Sudah satu minggu Alisa dan Zain tidak tinggal bersama. Zain sendiri tidak berusaha untuk mencari Alisa, toh dia sendiri yang pergi. Namun, akhir-akhir ini Zain terlihat berbeda. Makannya jadi telat, pulang sampai larut malam dengan keadaan mabuk.

Malam ini Zain pulang lebih awal tanpa mabuk, tiba-tiba perutnya terasa sangat sakit. Mungkin efek telat makan beberapa hari ini. Jadi, sekarang ia memutuskan untuk cepat membersihkan diri kemudian berbaring di kasur.

Beberapa menit kemudian ia menelpon Zea, menyuruh adiknya itu untuk datang ke rumah.

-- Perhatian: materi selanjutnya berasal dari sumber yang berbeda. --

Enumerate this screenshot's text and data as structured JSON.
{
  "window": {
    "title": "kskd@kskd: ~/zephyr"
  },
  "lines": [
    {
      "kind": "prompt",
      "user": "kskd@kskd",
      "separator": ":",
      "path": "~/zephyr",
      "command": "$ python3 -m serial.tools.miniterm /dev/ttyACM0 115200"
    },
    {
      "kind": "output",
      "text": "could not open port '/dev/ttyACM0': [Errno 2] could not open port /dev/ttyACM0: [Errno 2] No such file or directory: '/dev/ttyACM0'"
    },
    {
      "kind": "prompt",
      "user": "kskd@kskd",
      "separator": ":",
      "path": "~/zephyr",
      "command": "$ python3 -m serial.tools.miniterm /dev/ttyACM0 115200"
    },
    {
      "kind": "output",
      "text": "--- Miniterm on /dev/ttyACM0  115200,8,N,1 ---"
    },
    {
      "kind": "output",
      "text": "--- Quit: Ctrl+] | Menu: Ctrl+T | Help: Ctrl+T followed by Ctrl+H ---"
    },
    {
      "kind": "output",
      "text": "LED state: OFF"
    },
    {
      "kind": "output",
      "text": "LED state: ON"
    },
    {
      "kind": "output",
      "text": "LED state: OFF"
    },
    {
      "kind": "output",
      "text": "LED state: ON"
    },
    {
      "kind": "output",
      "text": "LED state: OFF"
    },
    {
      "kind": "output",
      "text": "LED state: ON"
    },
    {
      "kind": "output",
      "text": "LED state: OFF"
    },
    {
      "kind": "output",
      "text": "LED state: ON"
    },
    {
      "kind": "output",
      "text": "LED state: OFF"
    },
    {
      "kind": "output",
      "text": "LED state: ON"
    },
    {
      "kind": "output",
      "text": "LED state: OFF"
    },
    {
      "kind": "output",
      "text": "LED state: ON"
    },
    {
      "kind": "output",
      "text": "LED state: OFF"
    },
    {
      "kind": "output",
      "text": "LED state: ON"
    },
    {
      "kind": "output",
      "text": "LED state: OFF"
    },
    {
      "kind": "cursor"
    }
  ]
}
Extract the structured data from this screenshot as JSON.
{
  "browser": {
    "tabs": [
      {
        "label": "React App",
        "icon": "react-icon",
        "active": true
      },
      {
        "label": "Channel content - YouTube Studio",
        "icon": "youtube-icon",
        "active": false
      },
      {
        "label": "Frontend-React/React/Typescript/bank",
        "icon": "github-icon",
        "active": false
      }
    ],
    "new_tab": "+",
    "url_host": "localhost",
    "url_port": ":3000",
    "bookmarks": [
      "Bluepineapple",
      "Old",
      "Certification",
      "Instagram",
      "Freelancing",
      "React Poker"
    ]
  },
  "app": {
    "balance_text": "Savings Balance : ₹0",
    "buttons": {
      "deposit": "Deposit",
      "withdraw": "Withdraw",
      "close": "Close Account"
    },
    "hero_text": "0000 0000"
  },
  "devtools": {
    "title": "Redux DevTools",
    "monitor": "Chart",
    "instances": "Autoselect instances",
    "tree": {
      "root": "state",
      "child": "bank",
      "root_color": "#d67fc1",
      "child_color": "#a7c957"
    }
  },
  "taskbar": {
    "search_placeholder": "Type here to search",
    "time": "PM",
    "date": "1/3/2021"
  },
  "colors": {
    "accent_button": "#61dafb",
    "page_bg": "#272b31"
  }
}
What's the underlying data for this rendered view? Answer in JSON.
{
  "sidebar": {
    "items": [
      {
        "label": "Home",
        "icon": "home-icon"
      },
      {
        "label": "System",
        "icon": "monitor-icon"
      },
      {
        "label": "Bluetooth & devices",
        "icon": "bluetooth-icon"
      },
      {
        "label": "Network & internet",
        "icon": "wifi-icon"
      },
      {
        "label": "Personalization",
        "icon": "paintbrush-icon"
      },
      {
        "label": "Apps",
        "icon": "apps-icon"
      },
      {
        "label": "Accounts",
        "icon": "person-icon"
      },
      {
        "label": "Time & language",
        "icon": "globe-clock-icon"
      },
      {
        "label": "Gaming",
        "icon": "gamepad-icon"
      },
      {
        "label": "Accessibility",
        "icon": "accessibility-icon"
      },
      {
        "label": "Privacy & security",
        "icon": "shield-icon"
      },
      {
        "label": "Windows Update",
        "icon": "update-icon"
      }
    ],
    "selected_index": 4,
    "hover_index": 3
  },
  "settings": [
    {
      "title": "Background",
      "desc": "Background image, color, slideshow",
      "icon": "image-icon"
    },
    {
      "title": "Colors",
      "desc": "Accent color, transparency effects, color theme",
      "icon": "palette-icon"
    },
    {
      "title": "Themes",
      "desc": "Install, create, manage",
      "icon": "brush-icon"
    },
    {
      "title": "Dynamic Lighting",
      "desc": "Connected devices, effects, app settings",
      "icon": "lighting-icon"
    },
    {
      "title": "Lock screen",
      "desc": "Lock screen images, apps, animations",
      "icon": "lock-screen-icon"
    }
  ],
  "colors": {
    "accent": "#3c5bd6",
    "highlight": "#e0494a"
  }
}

Tak berselang lama, kini Zea sudah berada di kamar Zain.

Ia berdiri di samping ranjang sambil bersendekap dada. "Apa?" tanyanya.

"Belikan kakak obat sakit perut," pinta Zain.

"Emang di rumah kakak gak ada obat?"

"Habis Zea. Sudah cepetan beliin sekarang juga. Uangnya ada di atas lemari nakas." Zain berucap sambil menahan rasa sakit diperutnya.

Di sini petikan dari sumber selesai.